I am a woman who has always loved meandering around cities, hanging out in cafes, reading books about people (particularly women) who do similar things. I have lived in or visited all the cities she writes about. I should have loved this.
Some parts I did like; the first chapter in particular, where she defines and discusses the concept of 'flaneuse' (a made-up female version of the word 'flaneur', which is a man of leisure and culture who strolls the city streets and ponders on life), and how women have not had the freedom to claim the streets as their own in the same way that men have, how women cannot be invisible on the streets and blend into the background as an observer, in the way that a male flaneur has always been able to do.
She writes quite a lot about her own experiences in the various cities, but just as much (if not more) about a number of female authors and the cities they walked in and wrote about: Virginia Woolf in London, George Sand and Jean Rhys in Paris etc. Some of this was interesting, but when it came to the chapter on Agnes Varda, a french film maker, she basically recounted an entire 1960s film about a woman walking around Paris for two hours, which made it feel like the longest chapter in the book. Maybe it would have helped if I had heard of Varda or seen the film. The chapter on Martha Gellhorn also seemed a bit shoehorned into the theme of the book, as if she wanted to write about Gellhorn so was going to fit her in no matter what.

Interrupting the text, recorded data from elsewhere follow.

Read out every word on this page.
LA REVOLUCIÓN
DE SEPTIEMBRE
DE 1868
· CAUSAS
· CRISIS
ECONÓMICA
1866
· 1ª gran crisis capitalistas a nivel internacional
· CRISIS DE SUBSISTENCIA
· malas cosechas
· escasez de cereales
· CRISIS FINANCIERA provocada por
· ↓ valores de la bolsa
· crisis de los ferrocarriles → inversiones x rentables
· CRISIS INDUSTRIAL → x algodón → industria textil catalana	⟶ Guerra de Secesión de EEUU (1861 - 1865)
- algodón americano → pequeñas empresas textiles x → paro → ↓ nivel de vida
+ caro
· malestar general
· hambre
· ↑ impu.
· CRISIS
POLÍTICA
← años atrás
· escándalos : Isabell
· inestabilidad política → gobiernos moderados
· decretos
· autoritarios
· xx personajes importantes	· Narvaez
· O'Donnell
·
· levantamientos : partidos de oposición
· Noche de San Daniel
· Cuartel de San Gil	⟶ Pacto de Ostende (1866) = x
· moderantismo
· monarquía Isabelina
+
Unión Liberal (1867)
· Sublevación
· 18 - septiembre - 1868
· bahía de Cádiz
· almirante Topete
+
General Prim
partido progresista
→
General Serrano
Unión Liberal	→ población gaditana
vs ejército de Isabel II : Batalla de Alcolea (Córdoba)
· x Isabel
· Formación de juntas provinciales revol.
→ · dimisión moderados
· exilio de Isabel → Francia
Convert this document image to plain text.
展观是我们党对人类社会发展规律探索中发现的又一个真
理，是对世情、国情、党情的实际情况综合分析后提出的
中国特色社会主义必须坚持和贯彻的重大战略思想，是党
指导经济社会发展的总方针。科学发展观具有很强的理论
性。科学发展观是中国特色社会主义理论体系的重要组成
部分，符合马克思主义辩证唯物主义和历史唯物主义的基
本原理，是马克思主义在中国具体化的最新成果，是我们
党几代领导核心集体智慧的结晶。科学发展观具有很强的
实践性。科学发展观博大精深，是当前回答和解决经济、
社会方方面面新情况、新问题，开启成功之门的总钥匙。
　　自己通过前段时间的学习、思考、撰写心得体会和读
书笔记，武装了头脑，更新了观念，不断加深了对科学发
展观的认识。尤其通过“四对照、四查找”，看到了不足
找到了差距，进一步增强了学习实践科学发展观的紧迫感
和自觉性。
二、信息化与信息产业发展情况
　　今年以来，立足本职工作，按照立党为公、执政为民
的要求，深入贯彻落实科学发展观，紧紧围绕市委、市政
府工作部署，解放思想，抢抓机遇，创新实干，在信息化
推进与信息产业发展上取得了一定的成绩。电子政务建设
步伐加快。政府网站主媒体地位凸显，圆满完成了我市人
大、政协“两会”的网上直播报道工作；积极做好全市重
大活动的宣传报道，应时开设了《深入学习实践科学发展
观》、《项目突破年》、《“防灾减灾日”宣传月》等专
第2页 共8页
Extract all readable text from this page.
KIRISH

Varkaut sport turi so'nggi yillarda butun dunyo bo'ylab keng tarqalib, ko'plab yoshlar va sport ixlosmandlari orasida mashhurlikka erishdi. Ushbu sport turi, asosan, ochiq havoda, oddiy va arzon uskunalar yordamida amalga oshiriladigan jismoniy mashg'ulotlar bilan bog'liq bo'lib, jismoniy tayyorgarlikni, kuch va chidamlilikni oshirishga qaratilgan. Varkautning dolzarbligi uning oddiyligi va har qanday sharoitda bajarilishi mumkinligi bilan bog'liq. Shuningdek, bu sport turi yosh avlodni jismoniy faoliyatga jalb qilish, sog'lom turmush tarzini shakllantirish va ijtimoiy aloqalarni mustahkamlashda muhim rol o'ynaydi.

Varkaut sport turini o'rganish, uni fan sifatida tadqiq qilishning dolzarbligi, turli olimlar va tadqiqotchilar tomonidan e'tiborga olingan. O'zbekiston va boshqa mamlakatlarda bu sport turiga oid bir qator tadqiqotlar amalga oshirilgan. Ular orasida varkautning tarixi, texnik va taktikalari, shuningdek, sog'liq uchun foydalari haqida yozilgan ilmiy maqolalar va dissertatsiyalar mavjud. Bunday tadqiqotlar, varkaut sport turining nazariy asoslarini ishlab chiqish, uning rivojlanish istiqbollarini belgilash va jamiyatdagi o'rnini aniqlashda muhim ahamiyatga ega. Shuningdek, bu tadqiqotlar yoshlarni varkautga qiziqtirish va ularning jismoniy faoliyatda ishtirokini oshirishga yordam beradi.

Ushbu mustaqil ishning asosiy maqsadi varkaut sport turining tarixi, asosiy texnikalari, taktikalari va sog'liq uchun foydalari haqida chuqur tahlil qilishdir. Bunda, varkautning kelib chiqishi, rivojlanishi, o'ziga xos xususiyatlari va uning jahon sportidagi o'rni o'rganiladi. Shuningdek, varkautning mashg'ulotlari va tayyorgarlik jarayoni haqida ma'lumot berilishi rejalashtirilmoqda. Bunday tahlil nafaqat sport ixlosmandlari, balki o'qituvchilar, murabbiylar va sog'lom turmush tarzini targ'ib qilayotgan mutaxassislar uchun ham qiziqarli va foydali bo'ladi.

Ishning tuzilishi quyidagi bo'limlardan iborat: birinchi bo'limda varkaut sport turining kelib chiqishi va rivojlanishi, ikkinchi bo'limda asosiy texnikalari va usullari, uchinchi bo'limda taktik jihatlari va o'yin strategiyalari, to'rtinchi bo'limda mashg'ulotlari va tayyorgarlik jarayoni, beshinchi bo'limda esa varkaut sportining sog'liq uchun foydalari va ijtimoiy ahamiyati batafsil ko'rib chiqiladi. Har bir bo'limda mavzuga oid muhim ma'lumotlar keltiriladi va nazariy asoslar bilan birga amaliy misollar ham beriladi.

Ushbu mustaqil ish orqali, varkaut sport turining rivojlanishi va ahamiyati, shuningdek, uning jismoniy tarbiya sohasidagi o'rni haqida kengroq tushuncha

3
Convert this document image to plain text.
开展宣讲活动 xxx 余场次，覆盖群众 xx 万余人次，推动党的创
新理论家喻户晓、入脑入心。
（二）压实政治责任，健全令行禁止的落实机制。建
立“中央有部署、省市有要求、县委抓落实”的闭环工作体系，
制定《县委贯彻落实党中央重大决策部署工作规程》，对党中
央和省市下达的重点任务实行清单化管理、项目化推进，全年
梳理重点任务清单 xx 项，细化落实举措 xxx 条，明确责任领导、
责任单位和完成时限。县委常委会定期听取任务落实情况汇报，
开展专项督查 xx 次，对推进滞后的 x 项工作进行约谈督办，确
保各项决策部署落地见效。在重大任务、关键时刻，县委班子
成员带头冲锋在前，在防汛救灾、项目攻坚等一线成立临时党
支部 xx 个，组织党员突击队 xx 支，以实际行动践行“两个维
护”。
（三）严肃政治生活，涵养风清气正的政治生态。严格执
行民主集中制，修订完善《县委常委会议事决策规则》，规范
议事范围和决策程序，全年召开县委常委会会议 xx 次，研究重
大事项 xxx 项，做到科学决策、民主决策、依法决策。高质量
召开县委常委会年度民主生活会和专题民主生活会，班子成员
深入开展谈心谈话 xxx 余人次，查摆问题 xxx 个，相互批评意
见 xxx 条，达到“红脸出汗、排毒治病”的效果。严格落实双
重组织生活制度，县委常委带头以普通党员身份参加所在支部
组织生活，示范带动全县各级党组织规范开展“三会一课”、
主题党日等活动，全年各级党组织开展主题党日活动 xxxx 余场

And the chapter on Tokyo, where she lived off and on for a while with her ex-fiancee as their relationship fell apart, had me wanting to scream at her that of course Tokyo is an eminently walkable city, she was just in the wrong bit of it and obviously didn't pull herself together to go out to explore properly (some of my most enjoyable days of flanerie have been in the quirky backstreets and side streets and cafes of Tokyo).
Overall, I am glad I read this; there were parts that explored ideas in interesting ways and references to people and books I am likely to look up, but it turned out to be more of a mishmash of personal memoir, snippets of literary biographies and meditation on life in general than the book about women and cities that I had been expecting.